Adam had made waves when it became known that he had refused to perform at the popular Festigal festival because it was scheduled to be on Shabbat. Despite event organizers doubling his salary, Adam reportedly said that “no amount of money will ever cause me to violate Shabbat.” http://www.israelnationalnews.com/News/News.aspx/240045)
אָמַר רַבִּי לֵוִי, אִם מְשַׁמְּרִים יִשְׂרָאֵל אֶת הַשַּׁבָּת כָּרָאוּי אֲפִלּוּ יוֹם אֶחָד בֶּן דָּוִד בָּא, לָמָּה, שֶׁהִיא שְׁקוּלָה כְּנֶגֶד כָּל הַמִּצְווֹת
Rabbi Levi said: If Israel keeps the Shabbos appropriately, even for one day, Moshiach will come, for Shabbos is equal to all the mitzvos;
אָמַר לָהֶם הַקָּדוֹשׁ בָּרוּךְ הוּא לְיִשְׂרָאֵל, אִם תִּזְכּוּ לִשְׁמֹר שַׁבָּת מַעֲלֶה אֲנִי עֲלֵיכֶם כְּאִלּוּ שְׁמַרְתֶּם כָּל הַמִּצְווֹת שֶׁבַּתּוֹרָה, וְאִם חִלַּלְתֶּם אוֹתָהּ מַעֲלֶה אֲנִי עֲלֵיכֶם כְּאִלּוּ חִלַּלְתֶּם כָּל הַמִּצְווֹת
Hashem said to Israel: if you are worthy to keep Shabbos, I consider it as if you kept all the mitzvos in the Torah! And if you desecrate the Shabbos, I consider it as if you desecrated all the mitzvos;
בְּעֵת שֶׁאָדָם שׁוֹמֵר אֶת הַשַּׁבָּת, גּוֹזֵר גְּזֵרָה וְהַקָּדוֹשׁ בָּרוּךְ הוּא מְקַיְּמָהּ
At the time that a man keeps Shabbos, he can make a decree and Hashem will uphold it (Medrash Shemos Rabbah 25:12).
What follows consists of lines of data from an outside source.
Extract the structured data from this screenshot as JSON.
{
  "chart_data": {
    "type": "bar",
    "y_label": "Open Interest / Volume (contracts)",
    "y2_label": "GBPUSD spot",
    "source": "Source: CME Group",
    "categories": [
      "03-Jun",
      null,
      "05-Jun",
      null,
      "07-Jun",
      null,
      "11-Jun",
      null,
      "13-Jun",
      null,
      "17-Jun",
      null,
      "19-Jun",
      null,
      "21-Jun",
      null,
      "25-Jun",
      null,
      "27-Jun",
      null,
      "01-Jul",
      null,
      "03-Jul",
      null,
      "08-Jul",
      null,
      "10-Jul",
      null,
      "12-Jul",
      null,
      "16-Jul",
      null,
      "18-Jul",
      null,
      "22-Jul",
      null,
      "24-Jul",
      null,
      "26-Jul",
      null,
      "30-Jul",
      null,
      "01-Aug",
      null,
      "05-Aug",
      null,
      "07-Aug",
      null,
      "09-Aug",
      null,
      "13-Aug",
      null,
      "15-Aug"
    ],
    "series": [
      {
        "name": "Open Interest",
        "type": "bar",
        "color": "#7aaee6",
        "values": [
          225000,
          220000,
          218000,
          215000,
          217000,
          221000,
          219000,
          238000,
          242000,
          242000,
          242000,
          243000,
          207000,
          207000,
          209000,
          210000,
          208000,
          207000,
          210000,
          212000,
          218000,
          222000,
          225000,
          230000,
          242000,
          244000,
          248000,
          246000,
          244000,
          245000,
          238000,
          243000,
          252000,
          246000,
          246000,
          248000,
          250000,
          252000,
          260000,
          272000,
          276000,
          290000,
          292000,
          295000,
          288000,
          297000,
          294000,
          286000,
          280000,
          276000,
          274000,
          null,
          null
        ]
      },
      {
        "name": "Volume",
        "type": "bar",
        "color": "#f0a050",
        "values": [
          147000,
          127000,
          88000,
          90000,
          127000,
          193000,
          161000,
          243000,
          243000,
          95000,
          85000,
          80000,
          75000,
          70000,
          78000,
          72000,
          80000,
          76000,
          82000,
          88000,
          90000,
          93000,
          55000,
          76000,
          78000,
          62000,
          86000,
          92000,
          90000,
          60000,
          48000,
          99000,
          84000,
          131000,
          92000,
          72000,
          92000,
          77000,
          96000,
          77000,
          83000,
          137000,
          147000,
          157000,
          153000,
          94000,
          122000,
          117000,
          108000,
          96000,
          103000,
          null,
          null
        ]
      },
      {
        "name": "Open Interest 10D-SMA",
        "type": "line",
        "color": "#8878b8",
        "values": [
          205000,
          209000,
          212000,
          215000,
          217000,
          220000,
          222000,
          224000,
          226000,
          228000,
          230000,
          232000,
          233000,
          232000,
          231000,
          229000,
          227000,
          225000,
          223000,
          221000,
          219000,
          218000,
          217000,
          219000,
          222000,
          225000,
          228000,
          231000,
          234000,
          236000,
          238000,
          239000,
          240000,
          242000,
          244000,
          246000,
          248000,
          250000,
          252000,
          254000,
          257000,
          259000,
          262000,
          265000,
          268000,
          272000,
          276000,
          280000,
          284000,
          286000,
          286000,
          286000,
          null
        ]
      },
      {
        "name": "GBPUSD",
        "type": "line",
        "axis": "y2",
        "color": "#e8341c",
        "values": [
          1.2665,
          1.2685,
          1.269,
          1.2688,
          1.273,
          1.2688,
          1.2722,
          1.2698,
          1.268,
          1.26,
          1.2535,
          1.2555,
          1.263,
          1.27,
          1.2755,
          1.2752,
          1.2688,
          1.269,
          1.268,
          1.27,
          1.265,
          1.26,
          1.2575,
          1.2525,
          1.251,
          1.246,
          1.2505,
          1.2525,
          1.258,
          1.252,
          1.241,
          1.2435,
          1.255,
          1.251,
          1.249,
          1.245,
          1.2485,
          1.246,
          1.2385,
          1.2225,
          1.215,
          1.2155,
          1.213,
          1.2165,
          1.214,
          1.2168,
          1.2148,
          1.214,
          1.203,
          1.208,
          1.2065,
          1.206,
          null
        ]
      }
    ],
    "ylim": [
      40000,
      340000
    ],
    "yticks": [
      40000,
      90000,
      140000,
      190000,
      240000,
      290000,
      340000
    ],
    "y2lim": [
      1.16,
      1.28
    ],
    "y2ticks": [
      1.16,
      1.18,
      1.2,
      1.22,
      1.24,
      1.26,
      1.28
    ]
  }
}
Let us appreciate the tremendous blessing and gift of each and every Shabbos as we remember the Sabbath day to keep it holy, and in this merit, may we reap the boundless rewards that Shabbos brings.
As the old adage goes: It’s not that the Jew keeps Shabbos; it’s the Shabbos that keeps the Jew.